Pour ma part, j’ai trouvé une boîte qui contenait un kit à feu acheté dans un magasin de surplus militaire.
La méthode
Préparation
Disposez vos rondelles d’ouate ou vos tronçons de corde dans la boîte, et fermez bien le couvercle.
Pyrolyse
Posez la boîte sur votre réchaud, et allumez celui-ci au feu le plus bas possible (pas besoin d’aller trop vite !).
Au bout d’une trentaine de secondes environ, vous allez voir sortir un petit filet de fumée par le trou. C’est le début de la pyrolyse.
La quantité de fumée éjectée par le trou augmente progressivement, et après une minute environ, vous allez produire une belle quantité de fumée autour de votre réchaud. Evidemment, vous devrez faire ça en extérieur, et réfléchir au sens du vent !
Après un moment, la quantité de fumée redescend progressivement, et vous pouvez couper le feu quand il n’y a plus que quelques fumerolles.
Le temps total consacré à la pyrolyse dépend de la quantité de matière organique à carboniser dans la boîte. Logiquement, plus la boîte est remplie et plus le matériau utilisé est dense, plus le processus prendra long.
Pour donner un ordre de grandeur, la pyrolyse des trois rondelles d’ouate a pris environ 2 minutes, et celle des tronçons de corde en sisal environ 4 minutes et 30 secondes.
Après avoir coupé le feu, laissez votre réchaud et la boîte métallique refroidir convenablement.
Voyons maintenant le résultat !
Le produit
Une fois la boîte refroidie, vous pouvez l’ouvrir et constater l’effet de la carbonisation.
La structure générale des rondelles et des tronçons de corde reste conservée, même si les rondelles ont un peu rétréci.
Vu qu’il ne reste plus que les atomes de carbone (tout le reste ayant été consumé), le produit est totalement noir.
La texture est cassante pour les tronçons de corde, et un peu moins pour les rondelles.
Variantes
Comme on le verra à l’usage, ces deux matériaux ont quelques défauts.
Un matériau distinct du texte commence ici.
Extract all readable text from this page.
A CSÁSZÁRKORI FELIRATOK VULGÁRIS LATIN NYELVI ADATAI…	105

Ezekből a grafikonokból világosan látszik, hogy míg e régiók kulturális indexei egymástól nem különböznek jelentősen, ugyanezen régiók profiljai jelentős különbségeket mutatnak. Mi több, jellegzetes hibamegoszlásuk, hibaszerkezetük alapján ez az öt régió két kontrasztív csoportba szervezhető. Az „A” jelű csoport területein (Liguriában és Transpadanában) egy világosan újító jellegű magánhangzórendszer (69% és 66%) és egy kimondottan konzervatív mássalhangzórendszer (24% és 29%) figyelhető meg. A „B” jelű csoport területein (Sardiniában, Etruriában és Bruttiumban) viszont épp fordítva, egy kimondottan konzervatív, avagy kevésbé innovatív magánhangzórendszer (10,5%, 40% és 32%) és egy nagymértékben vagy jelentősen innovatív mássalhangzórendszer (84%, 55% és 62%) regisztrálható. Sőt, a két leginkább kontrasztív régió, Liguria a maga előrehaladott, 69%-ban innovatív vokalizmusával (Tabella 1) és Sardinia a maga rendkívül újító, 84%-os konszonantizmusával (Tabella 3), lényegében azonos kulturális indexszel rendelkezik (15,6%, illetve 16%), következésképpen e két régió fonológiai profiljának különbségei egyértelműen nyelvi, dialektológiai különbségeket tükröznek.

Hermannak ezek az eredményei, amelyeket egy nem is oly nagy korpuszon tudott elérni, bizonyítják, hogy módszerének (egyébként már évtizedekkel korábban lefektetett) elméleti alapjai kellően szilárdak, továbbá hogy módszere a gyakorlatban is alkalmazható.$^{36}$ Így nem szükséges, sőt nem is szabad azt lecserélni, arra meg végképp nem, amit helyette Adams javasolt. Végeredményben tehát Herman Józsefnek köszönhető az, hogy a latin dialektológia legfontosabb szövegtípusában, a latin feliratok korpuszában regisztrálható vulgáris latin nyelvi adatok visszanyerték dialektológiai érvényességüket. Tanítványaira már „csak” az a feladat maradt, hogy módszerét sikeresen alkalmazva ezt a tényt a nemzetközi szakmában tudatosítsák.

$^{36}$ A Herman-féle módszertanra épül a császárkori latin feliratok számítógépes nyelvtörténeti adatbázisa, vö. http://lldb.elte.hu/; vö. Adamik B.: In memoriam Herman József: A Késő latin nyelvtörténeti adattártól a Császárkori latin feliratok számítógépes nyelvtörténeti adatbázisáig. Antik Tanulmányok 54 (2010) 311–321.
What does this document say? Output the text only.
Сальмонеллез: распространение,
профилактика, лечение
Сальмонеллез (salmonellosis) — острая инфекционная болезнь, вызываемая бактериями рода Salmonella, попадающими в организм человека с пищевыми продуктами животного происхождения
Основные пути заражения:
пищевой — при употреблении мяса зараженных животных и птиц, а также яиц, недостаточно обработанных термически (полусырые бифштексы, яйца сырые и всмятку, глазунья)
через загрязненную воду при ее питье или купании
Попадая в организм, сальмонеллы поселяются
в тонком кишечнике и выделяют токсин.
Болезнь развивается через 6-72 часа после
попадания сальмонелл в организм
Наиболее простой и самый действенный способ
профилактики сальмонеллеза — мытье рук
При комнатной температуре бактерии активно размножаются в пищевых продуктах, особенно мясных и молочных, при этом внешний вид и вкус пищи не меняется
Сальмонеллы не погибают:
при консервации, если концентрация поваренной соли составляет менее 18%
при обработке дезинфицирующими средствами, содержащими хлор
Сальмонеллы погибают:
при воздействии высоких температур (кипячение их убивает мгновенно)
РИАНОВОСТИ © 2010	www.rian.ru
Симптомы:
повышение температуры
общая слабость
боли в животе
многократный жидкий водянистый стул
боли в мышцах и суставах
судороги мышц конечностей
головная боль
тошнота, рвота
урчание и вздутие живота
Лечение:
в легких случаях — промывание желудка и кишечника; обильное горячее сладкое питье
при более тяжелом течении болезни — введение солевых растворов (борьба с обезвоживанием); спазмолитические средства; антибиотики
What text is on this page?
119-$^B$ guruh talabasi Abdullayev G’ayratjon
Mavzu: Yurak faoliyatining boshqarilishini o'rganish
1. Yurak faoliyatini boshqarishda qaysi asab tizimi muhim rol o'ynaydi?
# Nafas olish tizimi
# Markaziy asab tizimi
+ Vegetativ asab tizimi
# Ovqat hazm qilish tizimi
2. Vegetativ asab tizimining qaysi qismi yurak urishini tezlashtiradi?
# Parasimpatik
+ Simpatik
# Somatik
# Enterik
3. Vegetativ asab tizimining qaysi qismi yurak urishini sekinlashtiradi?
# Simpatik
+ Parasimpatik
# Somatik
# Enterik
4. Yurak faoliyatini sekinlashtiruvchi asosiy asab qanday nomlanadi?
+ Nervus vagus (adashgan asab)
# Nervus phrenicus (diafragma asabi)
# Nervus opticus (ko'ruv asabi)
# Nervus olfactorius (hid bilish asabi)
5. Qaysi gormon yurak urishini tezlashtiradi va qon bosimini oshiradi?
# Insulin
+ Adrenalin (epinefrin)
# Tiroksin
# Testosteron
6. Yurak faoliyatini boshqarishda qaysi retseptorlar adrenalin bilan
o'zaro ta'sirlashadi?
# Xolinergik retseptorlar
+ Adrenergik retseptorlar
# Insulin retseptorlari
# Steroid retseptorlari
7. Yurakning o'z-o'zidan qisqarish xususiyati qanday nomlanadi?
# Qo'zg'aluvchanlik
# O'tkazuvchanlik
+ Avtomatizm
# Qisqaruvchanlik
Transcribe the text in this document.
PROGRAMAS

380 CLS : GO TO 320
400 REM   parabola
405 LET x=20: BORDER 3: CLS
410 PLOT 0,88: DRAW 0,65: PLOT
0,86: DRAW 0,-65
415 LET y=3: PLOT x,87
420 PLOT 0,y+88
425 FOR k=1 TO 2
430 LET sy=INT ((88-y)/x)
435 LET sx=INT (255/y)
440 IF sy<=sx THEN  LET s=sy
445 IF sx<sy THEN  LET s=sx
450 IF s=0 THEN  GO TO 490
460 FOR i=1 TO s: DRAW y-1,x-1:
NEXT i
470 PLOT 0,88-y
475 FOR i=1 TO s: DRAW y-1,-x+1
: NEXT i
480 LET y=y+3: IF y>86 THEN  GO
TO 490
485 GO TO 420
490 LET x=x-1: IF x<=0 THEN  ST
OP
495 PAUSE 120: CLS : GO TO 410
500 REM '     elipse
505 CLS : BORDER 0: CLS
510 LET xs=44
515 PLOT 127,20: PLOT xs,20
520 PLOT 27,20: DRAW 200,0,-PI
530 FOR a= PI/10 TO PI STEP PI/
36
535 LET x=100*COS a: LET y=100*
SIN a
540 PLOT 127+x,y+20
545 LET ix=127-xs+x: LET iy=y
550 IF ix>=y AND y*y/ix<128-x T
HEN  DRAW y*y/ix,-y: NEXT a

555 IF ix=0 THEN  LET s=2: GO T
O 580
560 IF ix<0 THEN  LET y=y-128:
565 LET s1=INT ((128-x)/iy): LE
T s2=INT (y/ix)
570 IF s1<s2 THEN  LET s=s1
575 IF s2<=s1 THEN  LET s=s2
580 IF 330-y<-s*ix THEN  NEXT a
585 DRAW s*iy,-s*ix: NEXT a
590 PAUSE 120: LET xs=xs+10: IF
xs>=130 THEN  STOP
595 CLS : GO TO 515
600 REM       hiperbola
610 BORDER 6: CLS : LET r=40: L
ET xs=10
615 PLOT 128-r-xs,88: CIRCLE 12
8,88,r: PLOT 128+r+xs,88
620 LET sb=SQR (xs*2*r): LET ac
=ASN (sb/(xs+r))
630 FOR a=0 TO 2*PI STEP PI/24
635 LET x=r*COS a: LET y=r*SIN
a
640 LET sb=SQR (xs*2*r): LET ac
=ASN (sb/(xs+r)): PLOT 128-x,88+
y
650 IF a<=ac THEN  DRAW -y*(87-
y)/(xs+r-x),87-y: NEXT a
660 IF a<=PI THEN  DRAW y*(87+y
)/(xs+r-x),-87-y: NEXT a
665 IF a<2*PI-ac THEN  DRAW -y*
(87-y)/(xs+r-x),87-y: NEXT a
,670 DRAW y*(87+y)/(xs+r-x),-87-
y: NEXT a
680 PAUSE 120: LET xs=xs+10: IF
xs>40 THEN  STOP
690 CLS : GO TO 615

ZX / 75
Les rondelles d’ouate se consument extrêmement vite, et manquent de densité. Quant aux tronçons de corde, ils tiennent la braise beaucoup plus longtemps, et dégagent beaucoup de chaleur grâce à leur densité, mais en raison des fibres courtes du sisal, se révèlent très cassantes une fois carbonisées. On risque de les réduire en une myriade de paillettes en les frottant trop fort entre ses doigts.
Je reviendrai sans doute dans d’autres articles sur la carbonisation d’une corde en coton avec des fibres plus longues et moins cassantes, celle du bois pourri (« punk wood » en anglais), et pourquoi pas de tampons hygiéniques, si j’en trouve en pures fibres végétales.
L’usage
Dans une deuxième partie, j’explorerai pour vous l’usage du silex, du fer à battre et de la corde carbonisée pour allumer un feu.
Ou comment, avec ceci…
…arriver à cela :
Conclusion
Toutes les techniques d’allumage de feu sans flamme directe, comme le feu par friction ou grâce au silex, nécessitent une bonne préparation du matériel, puis une bonne maîtrise de la technique.
Vous pouvez vous faciliter la vie en préparant et en emportant avec vous certains éléments. Un amadou comme de la corde carbonisée, permettant de capter facilement l’étincelle de votre silex et de garder la braise suffisamment longtemps, est relativement facile à préparer à la maison.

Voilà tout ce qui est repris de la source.